Welcome to the “How to Write Better Apps” section.
In short, this section is a walkthrough of the best practices to improve your app performance and point out common user mistakes to avoid when working with ScyllaDB CQL.
We’re also going to talk about things that you should consider while working with multiple data centers.
The first thing that you should know is that we’re going to be using a ScyllaDB project called Scylla Monitoring, which provides a full dashboard to work with, displaying many metrics related to your current ScyllaDB usage in a really fancy way.
You can find graphs and monitoring tools by clicking on the monitoring button inside your cluster. But if you’re using the open-source version of ScyllaDB, make sure to install it according to the monitoring repository documentation.
After opening your monitoring stack, you’ll find dashboards with overview metrics where you can find gauges for average reads and writes requests per second, the number of nodes, P99 latency, and so on.
You’re also going to find dashboards like advanced reports, operational system metrics, detailed reports, and the one that you’re going to deep dive into in this section, which is the CQL dashboard.

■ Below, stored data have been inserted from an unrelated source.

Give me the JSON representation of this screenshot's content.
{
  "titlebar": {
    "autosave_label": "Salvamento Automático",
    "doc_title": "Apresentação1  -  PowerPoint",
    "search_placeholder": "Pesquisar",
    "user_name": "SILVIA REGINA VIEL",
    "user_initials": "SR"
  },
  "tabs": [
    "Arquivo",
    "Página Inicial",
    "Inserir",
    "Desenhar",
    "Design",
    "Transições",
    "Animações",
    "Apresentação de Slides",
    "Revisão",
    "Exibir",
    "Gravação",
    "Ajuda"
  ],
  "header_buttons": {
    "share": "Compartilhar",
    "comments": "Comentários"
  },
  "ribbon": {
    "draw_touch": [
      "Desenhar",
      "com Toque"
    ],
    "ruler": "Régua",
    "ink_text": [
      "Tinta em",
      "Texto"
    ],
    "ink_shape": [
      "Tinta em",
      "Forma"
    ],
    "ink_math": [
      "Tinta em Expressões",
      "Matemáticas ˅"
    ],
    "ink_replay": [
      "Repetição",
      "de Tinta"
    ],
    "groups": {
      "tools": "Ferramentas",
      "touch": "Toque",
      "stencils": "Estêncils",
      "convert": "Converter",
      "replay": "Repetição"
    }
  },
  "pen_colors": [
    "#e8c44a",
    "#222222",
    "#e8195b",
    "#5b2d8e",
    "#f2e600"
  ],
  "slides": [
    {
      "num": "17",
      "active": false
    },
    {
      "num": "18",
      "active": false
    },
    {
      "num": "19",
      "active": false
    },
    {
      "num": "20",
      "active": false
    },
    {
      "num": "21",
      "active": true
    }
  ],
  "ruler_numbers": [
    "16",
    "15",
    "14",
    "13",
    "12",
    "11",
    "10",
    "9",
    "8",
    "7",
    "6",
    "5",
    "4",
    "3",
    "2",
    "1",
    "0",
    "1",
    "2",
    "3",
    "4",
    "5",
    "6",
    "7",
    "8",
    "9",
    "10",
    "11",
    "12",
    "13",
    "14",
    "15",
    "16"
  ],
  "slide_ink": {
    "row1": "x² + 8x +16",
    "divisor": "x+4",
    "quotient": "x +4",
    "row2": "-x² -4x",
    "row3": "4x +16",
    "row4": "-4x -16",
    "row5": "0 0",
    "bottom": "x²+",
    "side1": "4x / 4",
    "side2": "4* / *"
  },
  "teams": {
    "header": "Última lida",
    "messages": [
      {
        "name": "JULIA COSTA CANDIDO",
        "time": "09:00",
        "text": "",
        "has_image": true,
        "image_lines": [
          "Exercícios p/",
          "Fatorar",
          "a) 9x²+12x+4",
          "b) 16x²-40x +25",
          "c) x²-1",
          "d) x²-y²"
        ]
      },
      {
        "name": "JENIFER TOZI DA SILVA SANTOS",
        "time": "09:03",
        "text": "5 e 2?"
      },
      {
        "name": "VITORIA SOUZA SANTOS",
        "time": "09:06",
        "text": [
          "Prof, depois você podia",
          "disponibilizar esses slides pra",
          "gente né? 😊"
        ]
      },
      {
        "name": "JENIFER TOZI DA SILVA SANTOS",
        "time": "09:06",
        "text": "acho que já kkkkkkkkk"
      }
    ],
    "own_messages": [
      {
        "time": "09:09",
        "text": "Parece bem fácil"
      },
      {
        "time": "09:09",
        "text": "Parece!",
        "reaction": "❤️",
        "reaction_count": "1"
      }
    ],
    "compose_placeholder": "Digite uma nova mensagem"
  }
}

At the CQL dashboard, you can find information about all of the executed queries inside your cluster. But better than that, you can also spot gauges for queries that slow down your cluster performance for some reasons like:
– non-prepared statements
– non-paged CQL reads
– non-token-aware queries
– spamming of ALLOW FILTERING
– and non-paged and reverse cql reads.
So, if you have everything set up, we can just get started.